Labubus were so desirable, that one sold for upwards of $10 000 on Ebay.
But what were these videos but advertisements designed to make you feel bad, or out of the loop, if you didn’t have a Labubu? It felt like everyone was collecting them. I myself would scroll on TikTok through dozens of videos influencers unboxing them, some of whom were ones I had followed for years. I couldn’t escape the feeling that I was missing out on the fun.
We are constantly facing an endless barrage of content that tells us we are not good enough because we don’t look like this or we don’t have x product. All under the guise of “meaningless” short form content. It’s not just our attention spans that are at risk. But our sense of self. Our self-worth and self-esteem are the targets of short form content.
And then on top of that, we are made to feel even worse about ourselves about getting sucked into these traps short-form content ads set so expertly. Though the rise in short form content is a recent phenomena, the patterns of consumption are not. It eventually became “cringe” to have a Labubu. It was a sign that you were spending too much time on TikTok, a visible marker of being “chronically online.” While in May having a Labubu meant being en vogue, by June having a Labubu was uncool.
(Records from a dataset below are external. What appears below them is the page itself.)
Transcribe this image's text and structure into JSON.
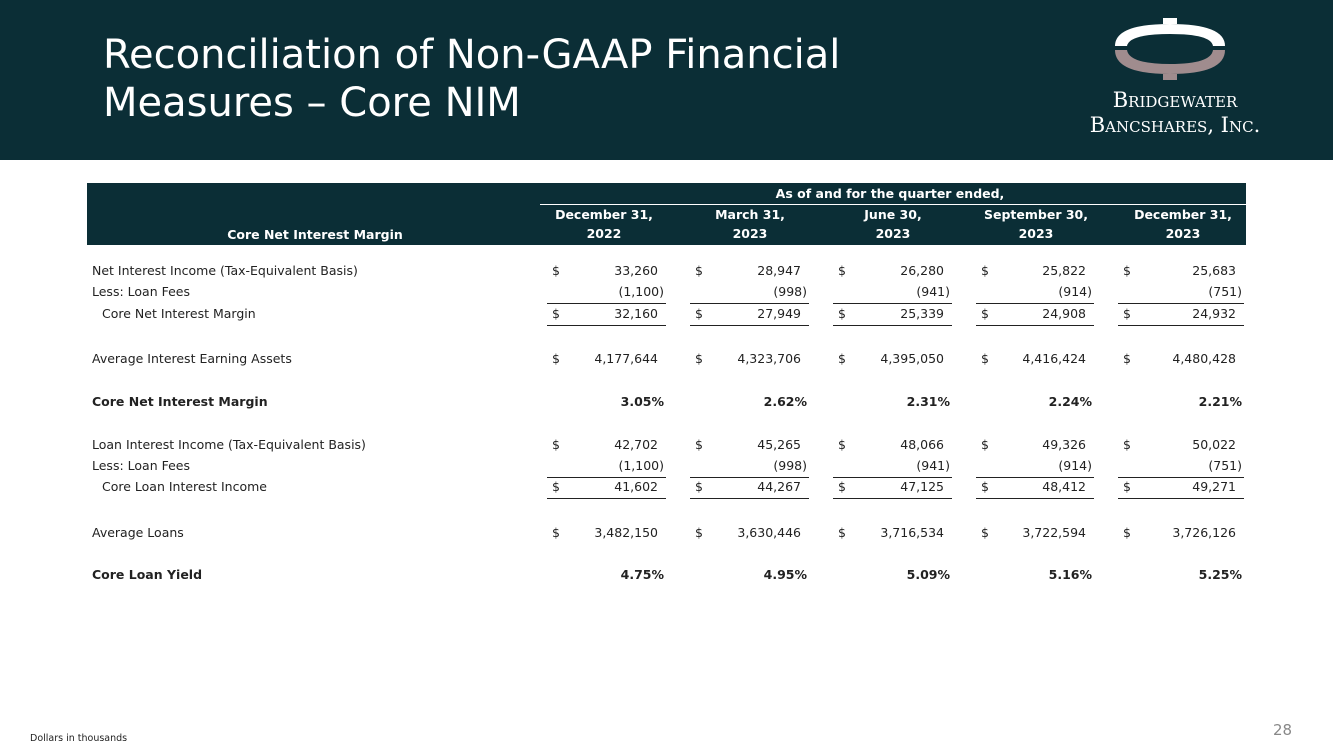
{
  "header": {
    "title_lines": [
      "Reconciliation of Non-GAAP Financial",
      "Measures – Core NIM"
    ],
    "logo_lines": [
      "Bridgewater",
      "Bancshares, Inc."
    ]
  },
  "table": {
    "group_header": "As of and for the quarter ended,",
    "row_header": "Core Net Interest Margin",
    "columns": [
      [
        "December 31,",
        "2022"
      ],
      [
        "March 31,",
        "2023"
      ],
      [
        "June 30,",
        "2023"
      ],
      [
        "September 30,",
        "2023"
      ],
      [
        "December 31,",
        "2023"
      ]
    ],
    "rows": [
      {
        "label": "Net Interest Income (Tax-Equivalent Basis)",
        "currency": "$",
        "cells": [
          "33,260",
          "28,947",
          "26,280",
          "25,822",
          "25,683"
        ]
      },
      {
        "label": "Less: Loan Fees",
        "cells": [
          "(1,100)",
          "(998)",
          "(941)",
          "(914)",
          "(751)"
        ],
        "underline": true
      },
      {
        "label": "Core Net Interest Margin",
        "currency": "$",
        "cells": [
          "32,160",
          "27,949",
          "25,339",
          "24,908",
          "24,932"
        ],
        "indent": true,
        "underline": true
      },
      {
        "label": "Average Interest Earning Assets",
        "currency": "$",
        "cells": [
          "4,177,644",
          "4,323,706",
          "4,395,050",
          "4,416,424",
          "4,480,428"
        ]
      },
      {
        "label": "Core Net Interest Margin",
        "cells": [
          "3.05%",
          "2.62%",
          "2.31%",
          "2.24%",
          "2.21%"
        ],
        "bold": true
      },
      {
        "label": "Loan Interest Income (Tax-Equivalent Basis)",
        "currency": "$",
        "cells": [
          "42,702",
          "45,265",
          "48,066",
          "49,326",
          "50,022"
        ]
      },
      {
        "label": "Less: Loan Fees",
        "cells": [
          "(1,100)",
          "(998)",
          "(941)",
          "(914)",
          "(751)"
        ],
        "underline": true
      },
      {
        "label": "Core Loan Interest Income",
        "currency": "$",
        "cells": [
          "41,602",
          "44,267",
          "47,125",
          "48,412",
          "49,271"
        ],
        "indent": true,
        "underline": true
      },
      {
        "label": "Average Loans",
        "currency": "$",
        "cells": [
          "3,482,150",
          "3,630,446",
          "3,716,534",
          "3,722,594",
          "3,726,126"
        ]
      },
      {
        "label": "Core Loan Yield",
        "cells": [
          "4.75%",
          "4.95%",
          "5.09%",
          "5.16%",
          "5.25%"
        ],
        "bold": true
      }
    ]
  },
  "footer": {
    "note": "Dollars in thousands",
    "page_number": "28"
  }
}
With the rise of short form content there is no such thing as being “so last year”, now the concern is being “so last week.” Trends are circulating faster than ever, and with that, new insecurities are being generated at lightening speed all for the sake of promoting a product. And with those new insecurities, comes another layer of insecurity at not constantly having a finger on the pulse.
So how do i break out of the loop?
Social media is addicting. Even more so when it’s short-form. Even more so when it’s an ad. These videos are designed to keep you hooked. To keep you watching. Expert advice relies upon the act of getting off of social media in order to improve mental health. Often we hear the same thing over and over again: stop spending so much time on the apps, set time-limits, pick up new hobbies that don’t require your phone. But this is often easier said than done.
Regardless, it can always help to start small. An hour spent not scrolling on social media allows short-form to take up less time, and therefore less power, in your life.